Approximately 85% of histological subtypes of thyroid cancer are papillary thyroid cancer (PTC), and the morbidity and mortality of PTC patients rapidly increased due to lymph node metastases or distant metastasis. Therefore, it needs to distill an enhanced understanding of the pathogenesis of PTC patients with lymph node metastases or distant metastasis. We employed the TMT-based quantitative proteomics approach to identify and analyze differentially expressed proteins in PTC with different degrees of lymph node metastases. Compared with paired normal tissues, asporin is overexpressed in PTC-N0, PTC-N1a, and PTC-N1b tumorous tissues via proteomics, western blotting, and immunohistochemistry assays. Functionally, asporin is mainly expressed in the extracellular matrix, cell membrane, and cytoplasm of PTC tumorous tissues, and promotes thyroid cancer cell proliferation, migration, and invasion. Mechanistically, asporin, interacting with HER2, co-localizes HER2 on the cell membrane and cytoplasm, and the asporin/HER2/SRC/EGFR axis upregulate the expression of EMT-activating transcription factors through the MAPK signaling pathway. Clinically, asporin can be regarded as a serological biomarker to identify PTC patients with or without lymph node metastasis, and high expression of asporin in PTC tumorous tissues is a risk factor for poor prognosis.

Introduction

Cancer has rapidly grown in global incidence and mortality in recent years and is expected to become the leading cause of death from the non-communicable disease according to GLOBOCAN (1). Thyroid cancer is the most common endocrine malignancy, and its incidence was the highest among all cancers in the United States between 2000 and 2009 (2). Approximately 85% of histological subtypes of thyroid cancer are papillary thyroid cancer (PTC). Although the death rate of PTC is relatively low following surgery with or without concomitant radioiodine treatment, the morbidity and mortality of PTC patients are increased greatly due to lymph node metastases (LNMs) or distant metastasis (3).

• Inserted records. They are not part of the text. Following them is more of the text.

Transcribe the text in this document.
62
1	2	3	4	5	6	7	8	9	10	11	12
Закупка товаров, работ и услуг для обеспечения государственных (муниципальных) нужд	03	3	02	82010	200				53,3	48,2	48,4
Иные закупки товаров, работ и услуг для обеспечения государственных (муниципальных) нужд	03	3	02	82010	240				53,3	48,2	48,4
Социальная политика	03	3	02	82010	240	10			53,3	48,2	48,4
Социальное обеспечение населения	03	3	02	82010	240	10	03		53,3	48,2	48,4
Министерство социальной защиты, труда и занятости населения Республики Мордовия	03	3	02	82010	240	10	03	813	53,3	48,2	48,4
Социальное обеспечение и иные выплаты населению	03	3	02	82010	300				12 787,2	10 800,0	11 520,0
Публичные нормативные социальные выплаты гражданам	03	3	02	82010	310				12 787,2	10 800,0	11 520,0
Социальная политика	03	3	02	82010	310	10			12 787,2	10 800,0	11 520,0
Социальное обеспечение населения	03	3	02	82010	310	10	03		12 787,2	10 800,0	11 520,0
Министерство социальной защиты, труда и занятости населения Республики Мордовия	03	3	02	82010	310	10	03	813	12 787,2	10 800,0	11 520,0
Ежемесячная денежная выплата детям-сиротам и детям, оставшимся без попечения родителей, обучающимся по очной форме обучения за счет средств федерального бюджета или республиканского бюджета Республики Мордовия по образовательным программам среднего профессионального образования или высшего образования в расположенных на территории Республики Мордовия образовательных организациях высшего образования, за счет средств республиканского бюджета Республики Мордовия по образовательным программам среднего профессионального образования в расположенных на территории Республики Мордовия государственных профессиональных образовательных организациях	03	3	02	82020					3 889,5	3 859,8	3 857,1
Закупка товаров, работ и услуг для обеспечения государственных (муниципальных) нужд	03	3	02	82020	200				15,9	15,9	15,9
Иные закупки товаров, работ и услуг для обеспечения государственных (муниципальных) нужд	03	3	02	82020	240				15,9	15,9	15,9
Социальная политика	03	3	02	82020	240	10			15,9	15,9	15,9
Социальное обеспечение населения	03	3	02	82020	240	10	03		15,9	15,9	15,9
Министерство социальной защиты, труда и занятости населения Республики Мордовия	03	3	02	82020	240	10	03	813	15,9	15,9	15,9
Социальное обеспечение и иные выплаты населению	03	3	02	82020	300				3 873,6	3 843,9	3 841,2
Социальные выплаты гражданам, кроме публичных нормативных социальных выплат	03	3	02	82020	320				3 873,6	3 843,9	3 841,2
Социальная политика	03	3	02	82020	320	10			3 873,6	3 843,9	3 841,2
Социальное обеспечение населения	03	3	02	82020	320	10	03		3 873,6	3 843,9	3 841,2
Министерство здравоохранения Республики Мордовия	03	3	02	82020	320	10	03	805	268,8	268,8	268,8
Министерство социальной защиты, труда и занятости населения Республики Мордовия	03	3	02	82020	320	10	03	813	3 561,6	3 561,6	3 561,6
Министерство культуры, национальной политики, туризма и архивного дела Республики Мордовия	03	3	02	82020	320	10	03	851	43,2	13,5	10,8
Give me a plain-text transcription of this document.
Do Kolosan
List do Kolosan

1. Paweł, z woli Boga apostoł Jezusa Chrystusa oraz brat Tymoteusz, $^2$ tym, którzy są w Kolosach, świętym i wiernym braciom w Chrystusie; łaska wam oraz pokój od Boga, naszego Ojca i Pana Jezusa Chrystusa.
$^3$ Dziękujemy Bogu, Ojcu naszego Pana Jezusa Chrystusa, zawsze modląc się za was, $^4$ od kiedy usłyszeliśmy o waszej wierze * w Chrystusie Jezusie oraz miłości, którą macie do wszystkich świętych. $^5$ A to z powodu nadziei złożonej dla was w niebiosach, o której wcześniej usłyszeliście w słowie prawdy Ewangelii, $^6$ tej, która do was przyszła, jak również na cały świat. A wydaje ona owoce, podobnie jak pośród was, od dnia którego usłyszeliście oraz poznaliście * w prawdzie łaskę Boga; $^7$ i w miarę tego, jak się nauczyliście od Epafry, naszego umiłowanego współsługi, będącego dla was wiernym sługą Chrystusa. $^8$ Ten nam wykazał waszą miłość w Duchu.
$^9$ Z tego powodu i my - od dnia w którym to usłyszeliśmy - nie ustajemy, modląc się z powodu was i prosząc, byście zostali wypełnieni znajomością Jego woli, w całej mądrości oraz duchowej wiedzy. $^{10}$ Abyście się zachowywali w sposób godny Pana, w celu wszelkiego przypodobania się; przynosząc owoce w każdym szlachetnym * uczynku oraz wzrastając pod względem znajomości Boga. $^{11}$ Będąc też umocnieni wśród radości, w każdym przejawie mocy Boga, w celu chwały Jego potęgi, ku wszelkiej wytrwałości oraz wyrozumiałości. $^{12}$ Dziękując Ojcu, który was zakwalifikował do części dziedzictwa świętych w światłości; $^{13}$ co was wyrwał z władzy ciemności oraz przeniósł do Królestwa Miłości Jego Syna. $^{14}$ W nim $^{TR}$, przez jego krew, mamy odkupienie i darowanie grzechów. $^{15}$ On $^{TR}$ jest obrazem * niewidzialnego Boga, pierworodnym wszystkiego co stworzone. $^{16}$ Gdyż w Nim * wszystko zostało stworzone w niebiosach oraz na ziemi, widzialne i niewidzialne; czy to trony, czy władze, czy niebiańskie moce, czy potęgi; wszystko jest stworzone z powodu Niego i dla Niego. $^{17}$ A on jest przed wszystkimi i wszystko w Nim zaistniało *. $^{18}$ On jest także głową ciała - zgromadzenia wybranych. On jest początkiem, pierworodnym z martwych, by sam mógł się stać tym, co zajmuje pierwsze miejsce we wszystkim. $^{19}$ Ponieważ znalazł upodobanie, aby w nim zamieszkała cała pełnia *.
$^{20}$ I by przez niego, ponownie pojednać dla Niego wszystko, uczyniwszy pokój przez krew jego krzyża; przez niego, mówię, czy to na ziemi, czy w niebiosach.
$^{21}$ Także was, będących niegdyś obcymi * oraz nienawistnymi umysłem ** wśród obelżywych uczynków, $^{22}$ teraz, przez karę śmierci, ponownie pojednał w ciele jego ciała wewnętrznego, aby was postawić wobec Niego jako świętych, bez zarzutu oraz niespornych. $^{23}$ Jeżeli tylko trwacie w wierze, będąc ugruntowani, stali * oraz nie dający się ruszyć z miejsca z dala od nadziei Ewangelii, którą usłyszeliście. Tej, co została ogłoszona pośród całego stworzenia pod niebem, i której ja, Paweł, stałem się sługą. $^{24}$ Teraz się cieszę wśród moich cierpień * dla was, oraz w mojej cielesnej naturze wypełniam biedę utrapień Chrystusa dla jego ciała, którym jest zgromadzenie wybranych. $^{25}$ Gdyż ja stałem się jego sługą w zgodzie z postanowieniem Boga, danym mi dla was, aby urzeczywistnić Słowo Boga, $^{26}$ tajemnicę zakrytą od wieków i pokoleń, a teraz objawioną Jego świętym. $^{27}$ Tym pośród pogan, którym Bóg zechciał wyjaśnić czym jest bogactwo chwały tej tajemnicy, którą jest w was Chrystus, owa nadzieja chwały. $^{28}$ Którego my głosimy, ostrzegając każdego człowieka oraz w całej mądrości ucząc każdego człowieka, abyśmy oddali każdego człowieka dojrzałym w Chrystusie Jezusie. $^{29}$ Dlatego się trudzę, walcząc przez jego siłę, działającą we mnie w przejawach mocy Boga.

PTC is MAPK-driven cancer characterized by mutually exclusive drivers including BRAFV600E and mutated RAS (4). Importantly, the BRAF V600E oncoprotein (encoded by the BRAFV600E mutation) is a typical member of MAPK signaling pathway, occurring in 40%–60% of PTC patients (3). Furthermore, Xing M demonstrated that activation of MAPK signaling pathway resulted in upregulation of tumor-promoting genes (e.g. VEGFA, MET, HIF1A, UPA, UPAR, TGFB1, and TSP1) as well as downregulation of tumor suppression and thyroid genes (e.g. TIMP3, SLC5A8, DAPK1, NIS, TSHR, and TPO) (2). Recently, the framework of BRAFV600E-RAS gene expression scores in The Cancer Genome Atlas (TCGA) indicated that PTCs differentiate into BRAFV600E-like and RAS-like PTCs (5). All these studies indicated that the MAPK signaling pathway (upregulated in tumors with the BRAFV600E mutation) is associated with PTC aggressiveness. However, the phase 2 trial of vemurafenib targeting BRAF-mutated PTC patients showed only a 38.5% response rate, which is considerably lower than that in patients with BRAF-mutated melanoma (6). Therefore, it needs to distill an enhanced understanding of the pathogenesis of PTC patients.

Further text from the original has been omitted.